As a PhD advisor, I find the idea that a student might "owe me" enough to make it plausible to pass on a lucrative, stimulating career of the sort that they always wanted completely crazy. People have a tough time deciding whether they owe their spouse, their parents or their children that much. I don't see how you could possibly have accrued this much indebtedness to your thesis advisor. The more indebted you feel, the more help you can provide in ensuring a smooth transition and that he has someone else to take over your responsibilities. That's really about it. Also, you really do well in industry, maybe your contact with your former advisor will turn out to be advantageous in a way that your work for him was not.
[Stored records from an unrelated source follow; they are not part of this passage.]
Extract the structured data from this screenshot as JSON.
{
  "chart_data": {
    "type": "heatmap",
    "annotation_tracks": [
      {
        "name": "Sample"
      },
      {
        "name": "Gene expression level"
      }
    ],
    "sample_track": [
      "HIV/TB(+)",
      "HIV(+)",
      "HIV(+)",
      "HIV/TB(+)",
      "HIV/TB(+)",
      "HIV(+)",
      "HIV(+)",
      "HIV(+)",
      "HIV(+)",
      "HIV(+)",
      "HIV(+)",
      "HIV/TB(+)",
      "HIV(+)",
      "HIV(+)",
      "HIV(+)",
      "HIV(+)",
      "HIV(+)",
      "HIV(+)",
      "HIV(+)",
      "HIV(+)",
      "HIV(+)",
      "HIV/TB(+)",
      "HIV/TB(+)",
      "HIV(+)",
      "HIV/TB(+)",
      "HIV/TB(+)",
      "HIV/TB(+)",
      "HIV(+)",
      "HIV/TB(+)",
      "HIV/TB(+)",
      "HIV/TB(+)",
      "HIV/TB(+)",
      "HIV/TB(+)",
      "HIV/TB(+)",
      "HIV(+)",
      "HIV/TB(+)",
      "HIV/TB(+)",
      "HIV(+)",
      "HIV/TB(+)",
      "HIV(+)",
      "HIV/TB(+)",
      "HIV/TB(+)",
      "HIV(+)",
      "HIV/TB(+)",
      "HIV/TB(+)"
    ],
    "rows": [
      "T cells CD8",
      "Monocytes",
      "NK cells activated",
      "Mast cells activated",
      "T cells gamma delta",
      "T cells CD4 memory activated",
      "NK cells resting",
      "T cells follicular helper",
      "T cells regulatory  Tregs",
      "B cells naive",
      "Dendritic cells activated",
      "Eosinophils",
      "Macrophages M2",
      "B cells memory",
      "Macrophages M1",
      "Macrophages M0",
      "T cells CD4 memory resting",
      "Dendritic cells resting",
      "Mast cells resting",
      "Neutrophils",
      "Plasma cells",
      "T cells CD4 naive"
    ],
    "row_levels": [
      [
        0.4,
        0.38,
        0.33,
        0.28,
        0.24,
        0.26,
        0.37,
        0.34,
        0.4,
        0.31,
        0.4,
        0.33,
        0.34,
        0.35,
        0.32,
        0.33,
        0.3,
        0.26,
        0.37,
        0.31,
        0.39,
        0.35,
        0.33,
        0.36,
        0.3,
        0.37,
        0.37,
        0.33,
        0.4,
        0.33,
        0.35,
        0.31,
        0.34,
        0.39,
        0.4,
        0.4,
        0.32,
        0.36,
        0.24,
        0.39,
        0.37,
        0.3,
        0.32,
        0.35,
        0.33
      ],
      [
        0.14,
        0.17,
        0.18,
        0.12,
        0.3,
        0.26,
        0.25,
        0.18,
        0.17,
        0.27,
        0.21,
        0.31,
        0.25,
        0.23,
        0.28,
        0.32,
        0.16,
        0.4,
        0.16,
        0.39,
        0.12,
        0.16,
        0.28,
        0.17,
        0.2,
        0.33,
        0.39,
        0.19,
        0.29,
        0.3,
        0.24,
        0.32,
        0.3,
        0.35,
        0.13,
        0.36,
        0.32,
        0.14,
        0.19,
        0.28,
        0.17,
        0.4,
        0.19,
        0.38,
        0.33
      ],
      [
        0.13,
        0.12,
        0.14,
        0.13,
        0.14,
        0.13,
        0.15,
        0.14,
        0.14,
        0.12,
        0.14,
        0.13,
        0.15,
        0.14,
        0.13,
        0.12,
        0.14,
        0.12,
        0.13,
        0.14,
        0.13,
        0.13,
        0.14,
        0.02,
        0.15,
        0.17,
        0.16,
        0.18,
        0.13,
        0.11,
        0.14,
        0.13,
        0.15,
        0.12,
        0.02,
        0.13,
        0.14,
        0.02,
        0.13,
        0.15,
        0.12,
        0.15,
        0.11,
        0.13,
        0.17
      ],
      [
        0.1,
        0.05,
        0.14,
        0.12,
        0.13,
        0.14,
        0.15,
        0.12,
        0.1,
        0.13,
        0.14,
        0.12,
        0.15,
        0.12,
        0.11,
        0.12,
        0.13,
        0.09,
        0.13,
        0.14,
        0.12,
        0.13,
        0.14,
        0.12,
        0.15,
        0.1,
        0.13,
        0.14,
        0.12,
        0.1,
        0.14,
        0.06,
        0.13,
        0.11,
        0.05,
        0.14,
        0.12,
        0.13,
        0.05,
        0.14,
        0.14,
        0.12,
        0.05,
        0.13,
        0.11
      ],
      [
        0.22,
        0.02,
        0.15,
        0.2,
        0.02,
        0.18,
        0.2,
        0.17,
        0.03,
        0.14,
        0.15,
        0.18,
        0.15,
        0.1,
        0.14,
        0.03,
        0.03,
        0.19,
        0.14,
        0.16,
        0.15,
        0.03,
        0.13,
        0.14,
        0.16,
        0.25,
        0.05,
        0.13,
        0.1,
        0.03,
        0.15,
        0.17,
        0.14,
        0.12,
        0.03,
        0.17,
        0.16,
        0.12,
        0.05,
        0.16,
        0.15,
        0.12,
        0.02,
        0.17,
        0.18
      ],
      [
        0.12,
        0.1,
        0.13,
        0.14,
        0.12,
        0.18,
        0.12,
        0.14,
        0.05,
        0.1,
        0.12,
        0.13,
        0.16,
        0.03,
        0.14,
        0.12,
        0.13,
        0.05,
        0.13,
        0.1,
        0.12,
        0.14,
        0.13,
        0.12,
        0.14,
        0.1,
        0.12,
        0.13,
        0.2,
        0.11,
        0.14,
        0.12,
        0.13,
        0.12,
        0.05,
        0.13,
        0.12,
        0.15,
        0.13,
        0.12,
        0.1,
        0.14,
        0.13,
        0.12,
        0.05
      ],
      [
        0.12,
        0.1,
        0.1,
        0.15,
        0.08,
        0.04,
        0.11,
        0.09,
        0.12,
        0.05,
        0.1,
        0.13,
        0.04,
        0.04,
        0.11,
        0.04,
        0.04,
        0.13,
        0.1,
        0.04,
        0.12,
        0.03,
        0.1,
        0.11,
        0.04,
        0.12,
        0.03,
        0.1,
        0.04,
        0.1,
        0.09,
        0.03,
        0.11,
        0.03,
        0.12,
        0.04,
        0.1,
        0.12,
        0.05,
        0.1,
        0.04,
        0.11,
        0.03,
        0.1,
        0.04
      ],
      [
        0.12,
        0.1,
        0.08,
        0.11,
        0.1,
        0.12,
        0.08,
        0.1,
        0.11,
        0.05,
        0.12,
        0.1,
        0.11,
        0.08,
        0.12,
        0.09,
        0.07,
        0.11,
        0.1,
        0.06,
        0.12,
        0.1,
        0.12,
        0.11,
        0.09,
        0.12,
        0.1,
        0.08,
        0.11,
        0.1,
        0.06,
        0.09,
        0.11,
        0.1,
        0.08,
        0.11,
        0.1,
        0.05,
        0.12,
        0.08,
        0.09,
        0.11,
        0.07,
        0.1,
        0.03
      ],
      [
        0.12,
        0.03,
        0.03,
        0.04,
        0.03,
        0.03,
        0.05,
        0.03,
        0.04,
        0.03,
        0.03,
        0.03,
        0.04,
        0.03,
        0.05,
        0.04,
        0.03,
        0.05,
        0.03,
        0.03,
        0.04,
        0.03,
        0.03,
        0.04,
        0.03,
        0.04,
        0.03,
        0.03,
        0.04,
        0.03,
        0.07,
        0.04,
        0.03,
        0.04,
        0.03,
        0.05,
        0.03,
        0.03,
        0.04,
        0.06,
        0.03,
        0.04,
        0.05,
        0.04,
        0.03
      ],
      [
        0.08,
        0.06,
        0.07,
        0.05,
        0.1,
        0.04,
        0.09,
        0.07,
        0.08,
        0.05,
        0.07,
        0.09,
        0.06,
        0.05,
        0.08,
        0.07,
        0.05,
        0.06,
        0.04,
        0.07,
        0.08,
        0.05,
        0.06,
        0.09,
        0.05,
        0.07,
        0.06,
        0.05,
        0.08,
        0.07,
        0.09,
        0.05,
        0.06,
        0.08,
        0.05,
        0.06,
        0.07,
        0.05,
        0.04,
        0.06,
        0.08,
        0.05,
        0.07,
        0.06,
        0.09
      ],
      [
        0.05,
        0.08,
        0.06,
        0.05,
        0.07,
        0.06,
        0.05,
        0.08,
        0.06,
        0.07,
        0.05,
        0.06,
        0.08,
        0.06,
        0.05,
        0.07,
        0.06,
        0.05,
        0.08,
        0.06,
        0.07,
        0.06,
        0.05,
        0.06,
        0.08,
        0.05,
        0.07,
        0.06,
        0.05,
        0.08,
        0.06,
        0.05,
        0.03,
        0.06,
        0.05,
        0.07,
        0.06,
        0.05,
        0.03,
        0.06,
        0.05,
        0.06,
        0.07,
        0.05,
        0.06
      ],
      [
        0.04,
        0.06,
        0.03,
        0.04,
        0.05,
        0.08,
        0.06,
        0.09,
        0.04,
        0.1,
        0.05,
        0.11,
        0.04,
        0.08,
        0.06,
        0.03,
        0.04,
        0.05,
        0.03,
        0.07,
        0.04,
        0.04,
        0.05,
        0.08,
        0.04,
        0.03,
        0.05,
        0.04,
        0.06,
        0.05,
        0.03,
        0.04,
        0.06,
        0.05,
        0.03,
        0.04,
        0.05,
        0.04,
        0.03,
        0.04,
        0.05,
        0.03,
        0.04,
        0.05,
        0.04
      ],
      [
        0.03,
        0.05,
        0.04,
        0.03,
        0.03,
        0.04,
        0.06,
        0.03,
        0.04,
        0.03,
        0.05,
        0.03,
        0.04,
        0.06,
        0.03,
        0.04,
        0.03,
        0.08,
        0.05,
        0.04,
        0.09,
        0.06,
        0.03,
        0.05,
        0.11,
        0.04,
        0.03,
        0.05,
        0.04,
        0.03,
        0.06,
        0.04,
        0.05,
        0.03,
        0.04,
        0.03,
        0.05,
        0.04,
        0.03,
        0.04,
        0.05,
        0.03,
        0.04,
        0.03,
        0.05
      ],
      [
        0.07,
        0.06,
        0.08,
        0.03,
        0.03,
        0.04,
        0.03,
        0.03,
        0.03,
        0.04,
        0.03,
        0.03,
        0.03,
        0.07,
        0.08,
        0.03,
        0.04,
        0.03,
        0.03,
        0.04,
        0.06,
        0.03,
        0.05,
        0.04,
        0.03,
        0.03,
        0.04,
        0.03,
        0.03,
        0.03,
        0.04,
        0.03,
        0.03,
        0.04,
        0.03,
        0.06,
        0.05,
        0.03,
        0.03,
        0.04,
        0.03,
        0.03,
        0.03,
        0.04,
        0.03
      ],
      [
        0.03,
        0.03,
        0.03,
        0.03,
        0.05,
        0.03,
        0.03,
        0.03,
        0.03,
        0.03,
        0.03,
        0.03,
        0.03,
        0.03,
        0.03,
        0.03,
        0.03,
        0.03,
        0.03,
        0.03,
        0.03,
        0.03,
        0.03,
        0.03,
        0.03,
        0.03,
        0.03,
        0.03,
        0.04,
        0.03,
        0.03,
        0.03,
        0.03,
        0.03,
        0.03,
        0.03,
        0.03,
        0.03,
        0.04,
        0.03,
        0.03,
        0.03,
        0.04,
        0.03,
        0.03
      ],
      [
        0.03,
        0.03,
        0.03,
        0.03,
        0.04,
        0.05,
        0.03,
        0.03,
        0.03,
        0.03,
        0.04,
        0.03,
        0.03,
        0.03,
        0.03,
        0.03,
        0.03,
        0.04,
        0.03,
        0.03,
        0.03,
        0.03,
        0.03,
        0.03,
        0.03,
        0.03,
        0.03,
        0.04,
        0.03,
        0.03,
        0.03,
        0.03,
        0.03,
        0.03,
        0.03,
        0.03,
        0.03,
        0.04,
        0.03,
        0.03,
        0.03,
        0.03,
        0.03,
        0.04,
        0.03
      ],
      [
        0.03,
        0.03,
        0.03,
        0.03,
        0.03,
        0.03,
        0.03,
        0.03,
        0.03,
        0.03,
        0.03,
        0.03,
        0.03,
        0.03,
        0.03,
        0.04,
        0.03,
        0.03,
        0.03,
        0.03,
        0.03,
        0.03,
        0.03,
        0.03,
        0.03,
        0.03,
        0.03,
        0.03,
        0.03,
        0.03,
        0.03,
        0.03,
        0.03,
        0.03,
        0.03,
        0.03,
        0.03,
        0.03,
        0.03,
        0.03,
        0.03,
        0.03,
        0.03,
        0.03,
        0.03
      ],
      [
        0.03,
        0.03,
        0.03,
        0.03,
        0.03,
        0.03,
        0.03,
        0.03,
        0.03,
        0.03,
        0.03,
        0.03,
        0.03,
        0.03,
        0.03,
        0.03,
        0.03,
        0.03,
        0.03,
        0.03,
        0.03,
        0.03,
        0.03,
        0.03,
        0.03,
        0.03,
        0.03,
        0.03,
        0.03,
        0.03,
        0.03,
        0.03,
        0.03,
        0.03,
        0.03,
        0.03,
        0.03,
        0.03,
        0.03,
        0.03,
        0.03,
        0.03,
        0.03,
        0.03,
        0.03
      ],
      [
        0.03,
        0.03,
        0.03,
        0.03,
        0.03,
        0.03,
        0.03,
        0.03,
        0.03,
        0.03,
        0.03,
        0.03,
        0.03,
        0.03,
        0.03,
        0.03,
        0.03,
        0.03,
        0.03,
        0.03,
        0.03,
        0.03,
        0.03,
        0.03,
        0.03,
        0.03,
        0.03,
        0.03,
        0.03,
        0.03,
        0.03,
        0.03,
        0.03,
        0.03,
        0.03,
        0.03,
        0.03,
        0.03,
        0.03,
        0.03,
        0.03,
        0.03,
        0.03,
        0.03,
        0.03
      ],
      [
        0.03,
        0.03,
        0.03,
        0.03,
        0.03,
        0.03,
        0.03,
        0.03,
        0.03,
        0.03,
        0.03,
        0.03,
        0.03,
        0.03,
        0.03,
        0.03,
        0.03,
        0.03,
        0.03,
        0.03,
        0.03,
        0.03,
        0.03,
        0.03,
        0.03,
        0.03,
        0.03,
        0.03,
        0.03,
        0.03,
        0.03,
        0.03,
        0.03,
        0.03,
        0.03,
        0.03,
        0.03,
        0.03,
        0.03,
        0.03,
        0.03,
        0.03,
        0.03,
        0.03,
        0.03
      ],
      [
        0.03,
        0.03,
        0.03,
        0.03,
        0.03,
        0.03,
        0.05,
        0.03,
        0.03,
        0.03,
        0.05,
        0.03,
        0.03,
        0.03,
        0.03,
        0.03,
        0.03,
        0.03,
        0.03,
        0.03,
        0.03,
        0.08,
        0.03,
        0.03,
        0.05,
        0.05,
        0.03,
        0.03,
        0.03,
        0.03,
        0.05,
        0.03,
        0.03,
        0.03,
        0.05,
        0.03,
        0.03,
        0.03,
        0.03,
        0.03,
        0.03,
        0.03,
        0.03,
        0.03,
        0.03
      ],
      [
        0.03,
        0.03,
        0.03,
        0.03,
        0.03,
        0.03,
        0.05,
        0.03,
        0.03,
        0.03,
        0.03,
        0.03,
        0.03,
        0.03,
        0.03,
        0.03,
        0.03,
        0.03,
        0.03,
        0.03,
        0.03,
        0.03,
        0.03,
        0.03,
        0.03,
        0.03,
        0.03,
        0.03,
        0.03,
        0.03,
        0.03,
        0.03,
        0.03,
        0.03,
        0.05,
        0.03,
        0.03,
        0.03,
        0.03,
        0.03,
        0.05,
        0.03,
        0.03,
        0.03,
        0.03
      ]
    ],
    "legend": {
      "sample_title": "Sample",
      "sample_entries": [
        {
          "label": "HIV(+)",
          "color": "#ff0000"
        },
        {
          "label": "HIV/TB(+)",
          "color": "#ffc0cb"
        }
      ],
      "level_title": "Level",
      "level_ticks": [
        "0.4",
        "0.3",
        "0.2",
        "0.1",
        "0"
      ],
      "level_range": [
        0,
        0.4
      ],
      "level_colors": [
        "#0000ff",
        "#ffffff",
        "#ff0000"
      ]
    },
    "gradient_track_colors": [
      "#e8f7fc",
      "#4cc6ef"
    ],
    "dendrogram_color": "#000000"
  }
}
So your relationship with your advisor and your department might not even suffer at all in the long run.

The one warning I would give is that things can move much faster in the business world than academia. As you write, you certainly want to get an offer before you burn any bridges on the academic side. Even if you do, I would try to angle for taking a semester or a year off, or to leave the door to that particular academic program partially open. You don't say how long you've been doing your internship, but I assume less than a year. It is plausible to me that they think you're doing fantastically now and are willing to offer you a job...but that offer would be to try you out and maybe after a few months to reevaluate your future in the firm. True career security in the business world is hard to find.

But you really sound like you are finding your joy outside of academia. Above subtleties aside: when that happens, you should leave academia. You can do it: it's your life, not ours.